Ela não poderia conceber um movimento mais complexo e mais seguro. Todo
esforço de seu pensamento científico, resumindo mil descobertas e invenções,
compôs para ela este espetáculo supremo dela mesma. E os fantasmas
cinematográficos passam perante seus olhos com todas as vibrações elétricas da
luz, e em todas as manifestações exteriores de sua vida íntima.
O cinematógrafo é
o teatro de uma nova Pantomima. Está dedicado à Pintura em movimento, e
apresenta a manifestação completa de uma criação singular, realizada por homens
novos. É a pantomima moderna, uma nova dança da expressão.
V
Agora, se faz
necessário perguntar se o cinematógrafo cai nos domínios das artes.
Não é arte ainda,
porque lhe falta a possiblidade da escolha típica de interpretação
plástica, e está a serviço da cópia de um tema, o que impede sempre a
fotografia de ser uma arte. Ao compor a forma de uma árvore sobre uma toalha,
um pintor compõe sem dúvida, e inconscientemente, numa forma determinada e
evidente, toda sua interpretação da alma vegetal, todos os elementos
espirituais deixados nas entranhas de sua alma criadora pela visão profunda de
todas as árvores que pôde ver durante sua vida “com seus olhos de sonho”, como
disse Poe. Em uma forma, ele faz uma síntese de almas análogas, e sua arte,
repito, será mais profunda quando o artista souber imobilizar o máximo
de alma das coisas e de suas significações universais numa forma determinada e
evidente. O mau pintor é aquele que se contenta em copiar as linhas de um
sujeito e de imitar suas cores; o grande artista estende uma parcela da alma
cósmica no aspecto de uma forma plástica.
Todas as artes
são maiores quando têm menos de imitação e mais sinteticamente de evocação.
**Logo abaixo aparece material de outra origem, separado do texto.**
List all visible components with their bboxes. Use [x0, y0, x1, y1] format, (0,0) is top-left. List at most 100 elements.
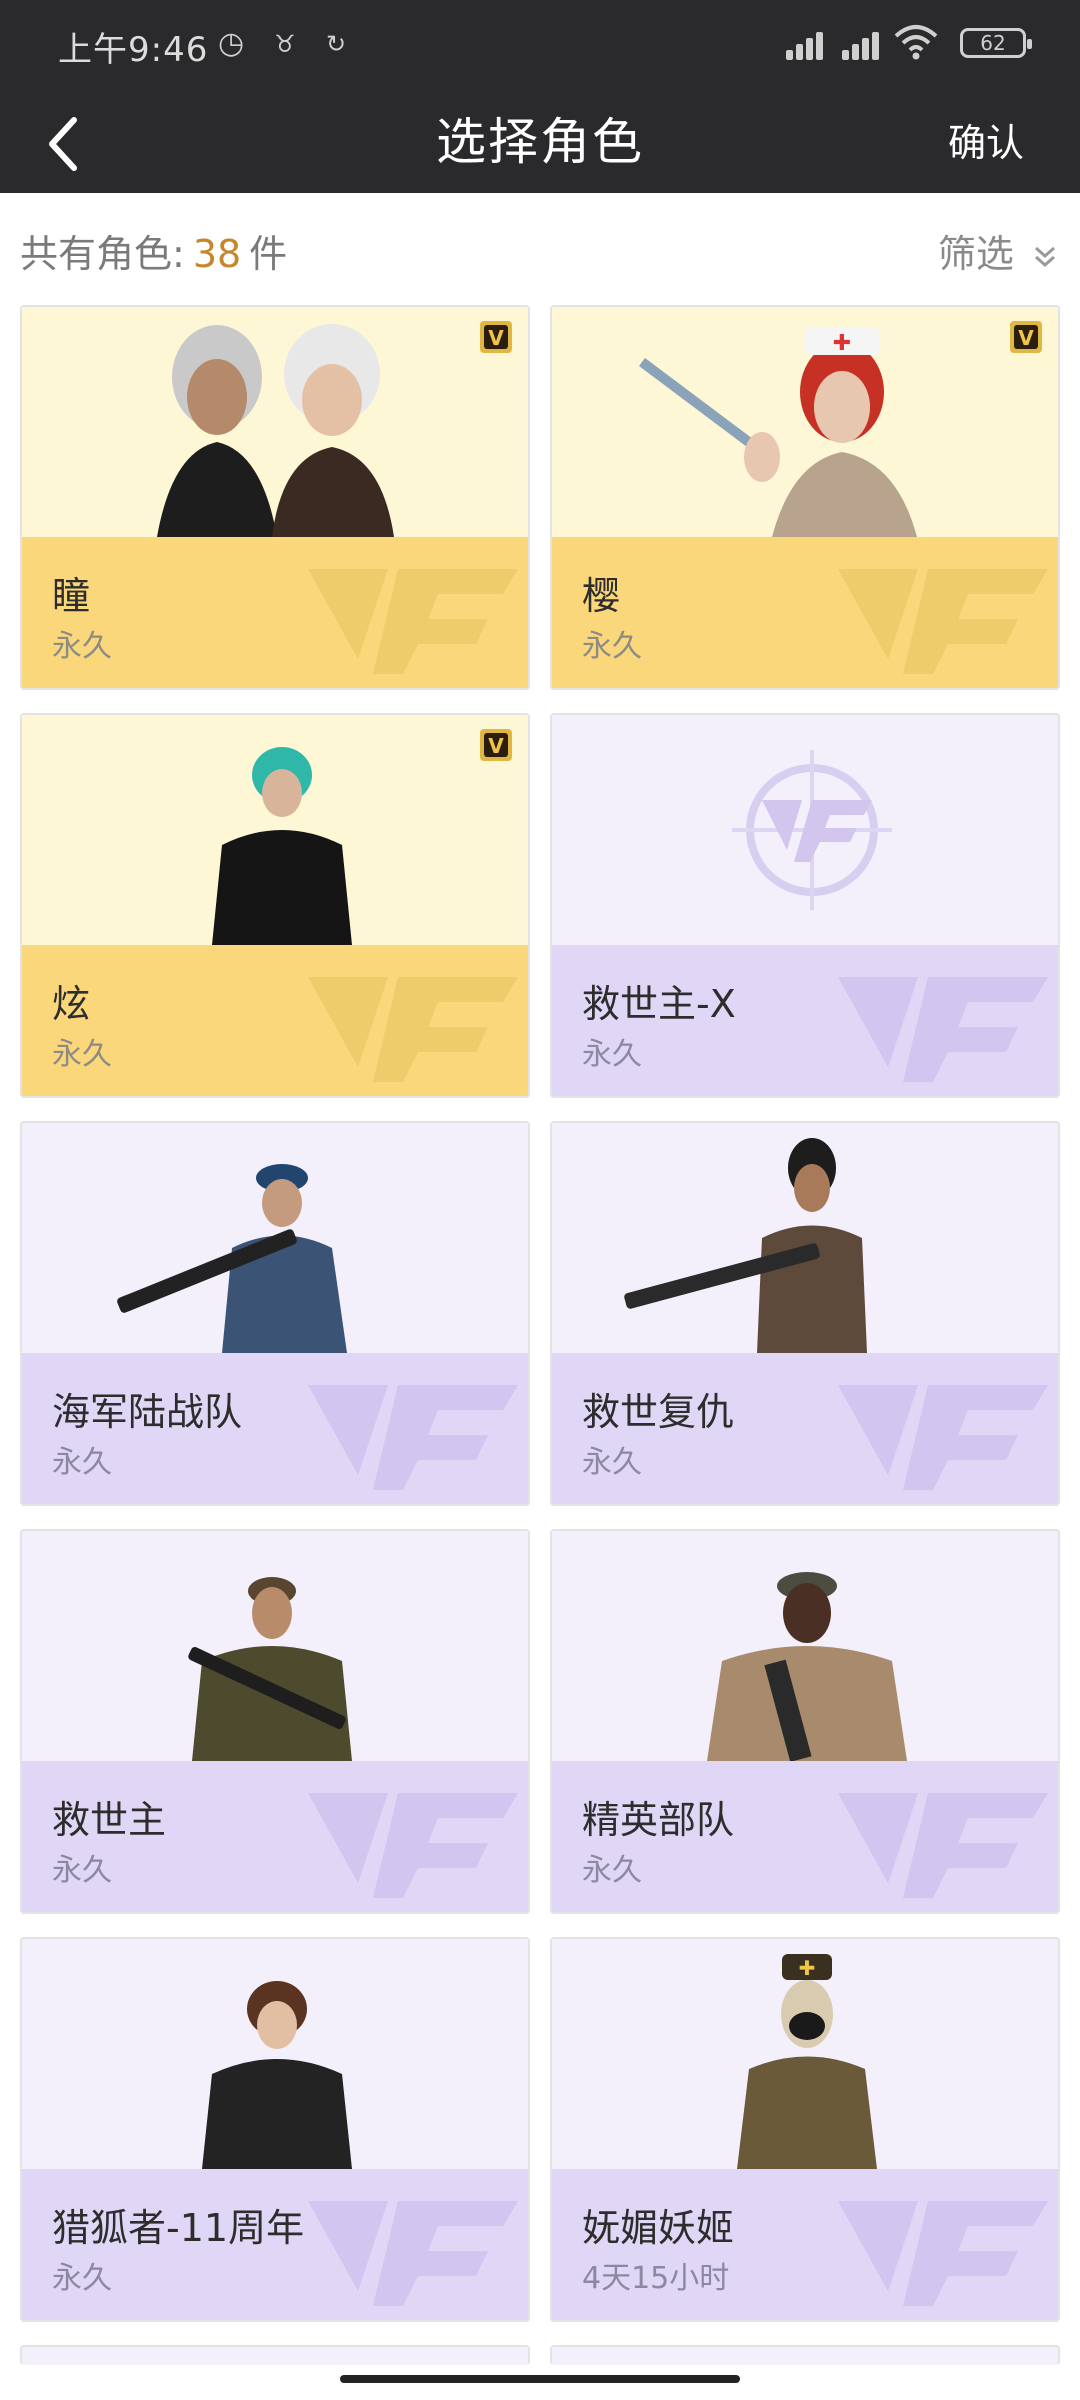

Enquanto o fotógrafo não possui a faculdade de escolha e composição, o que é a
base da Estética; somente pode juntar as formas que quer reproduzir e, na
realidade, não as reproduzir, apenas cortar as imagens com a mecânica luminosa
de um vidro e de uma composição química. O Cinematógrafo não pode, então, ser
uma arte, hoje. Mas por muitas razões, o teatro cinematográfico é a primeira
casa de arte nova – de uma arte que apenas podemos conceber. Esta “casa” pode
se converter num “templo” para a estética?
Uma vontade de
organização estética empurra certas investigações de empreendedores de
espetáculos. Em um tempo sem imaginação, onde uma documentação ultrajante
escapa por todos os lados da criação artística e onde os jogos de paciência
triunfam sobre as expressões do talento criativo, num tempo semelhante e que é
o nosso, o cinematógrafo oferece o espetáculo paroxístico da vida exterior,
representada de uma maneira exterior por meio de uma mímica rápida e por meio
da documentação. As grandes fábulas do passado são reprisadas, imitadas por
atores ad hoc escolhidos entre as grandes vedetes. E se representa
sobretudo a realidade e não o sonho da vida contemporânea da pesca de sardinhas
no Mediterrâneo, aos festivais maravilhosos do aço alado da coragem humana
indomável das corridas do circuito de Dieppe ou da semana de aviação em
Reims...
Mas os
fabricantes de espetáculos já estão tentando outras coisas. Eles se inclinam em
direção à afirmação sempre forte da nova imitação representativa da “vida
total” e Gabriel d’Annuzio sonhou uma grande pantomima histórica italiana para
o cinematógrafo. Em Paris, como sabemos, existem sociedades que organizam entre
os escritores uma espécie de truste de espetáculos para a cinematografia. O
teatro oferecia, até agora, aos escritores, as possibilidades mais imediatas de
riqueza; mas o cinematógrafo demanda menos trabalho e pode render mais.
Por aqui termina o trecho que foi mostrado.